My apologies for the late entry to the discussions...I shall begin with a brief summary of thoughts on the prior prompts.  First of all I currently serve as an Assistant Principal at Lawrence HS overseeing both the Mathematics and Science Departments.  I began my career in the early 1980's teaching both Computer Literacy and 9th grade HS Math classes (Algebra I and General Math).  After 14 years in the classroom I accepted a position as a JH Principal where I stayed until I joined the staff here at LHS in 2005.

I will endeavor to “take a task or item you would typically use with your students and "take it to the alternative."  What did you learn?”

 

Meanwhile, I am writing now because I have an issue with the second example on page 37.  I believe the store clerk correctly computed the amount that you would be charged in any store with the same advertisement.  I am confused by how the example given shows the additional 10% based on the original price, not based on the adjusted sale price.  In my experience, stores always give the “additional discount” on the lower price.  Perhaps a better example would be to have students explain why the excerpt on the top of page 29 (jet lag recovery) has used the wrong math and how to correct the mistake.

 

More to follow…  :)

Susan Hillman wrote:  I wish I could attach some files here, since I could then show you the examples I provided the students. 

Susan and others,

As an introduction to exponential functions and equations, instead of jumping right to the algebraic form, I used an "alternative" activity based on population growth.  I will e-mail the document to Pam Rawson and ask her to post it here for those interested.  As I expected, students struggled with setting up the graph (units, scale) and reading large numbers expressed as scientific notation on their calculators.  These students are college prep juniors and have done lots of graphing and calculator work, but still without specific detailed step-by-step instructions they flounder.  I was surprised however by their extreme reluctance to estimate, from the given data, future population.  A few even refused to answer the question until I told them how to do it.  Over and over I emphasized that there was no right or wrong answer, that there was not an equation or formula, that their answer depended on how they interpreted the data, and that whatever their estimate they needed to have some explanation of their reasoning.  I tried to relate the situation to a job -- that the boss has asked for a prediction and their job depends on a well thought out response.  Reluctantly they did find a way through to an answer.  Interesting class experience for me and the students both.  

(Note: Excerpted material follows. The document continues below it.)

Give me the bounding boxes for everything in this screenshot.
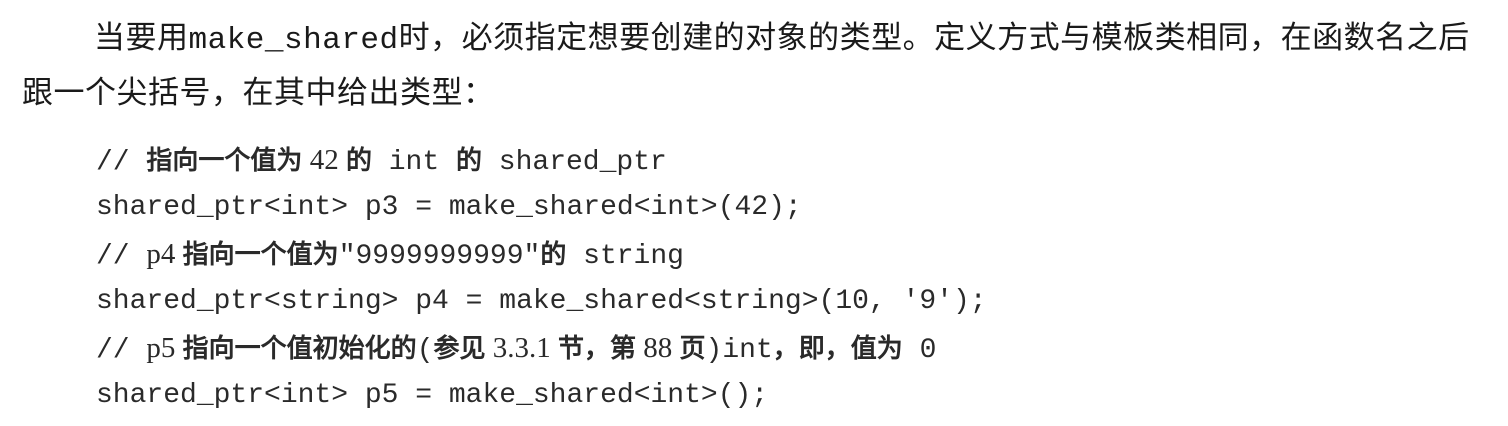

I too am joining these discussions late and apologize.  I'm enjoying the book and it aligns nicely with the changes being initiated in RSU 10.  I know the math curriculum must shift and it became very clear to me as a teacher of high school mathematics when I had the opportunity to teach Core Plus Mathematics and Honors level classes at the same time.  What I mean by this is that I really felt that the investigative approach of the Core Program allowed students to gain a much richer understanding of the content being taught and the assessments confirmed that with the explain and justify questions, where the honors students wanted to memorize everything, just to score well on an assessment.  I have worked very hard to incorporate that change with the honors students. I have shifted the old curriculum to a new approach that has given students a deeper understanding. An example that I'm trying now... In my Honors Algebra II class the students can choose between a paper and pencil assessment or a project on Quadratics. In this class I'm dabbling a little in Mass Customized Learning (MCL) so not everyone is at the same place.  The project is that students must choose a quadratic in either art or architecture, do some research, create an equation in standard and vertex form, and find an additional point on the graph of their subject.  They are to use graphing calculators to confirm their calculated equation as correct or incorrect, after they have done their calculations by hand.  They have the choice to write a one page report, create a poster, or use technology to turn in for grading.  They must show all their work, but even more challenging is they have to determine where their errors are in their application and explain them.  What I have seen so far is that it is giving them a much richer understanding about quadratics in the real world and why precision in the equation is essential.  Not all students have completed the unit but all of them so far have chosen the project.
The book confirms that "teachers need time and support to analyze these changes" and that a school leaders must support this movement, but the question is how do we get that support?  I do feel fortunate that I have a great department to work with and a supportive administration, but it is the time and financial piece that is a road blocker.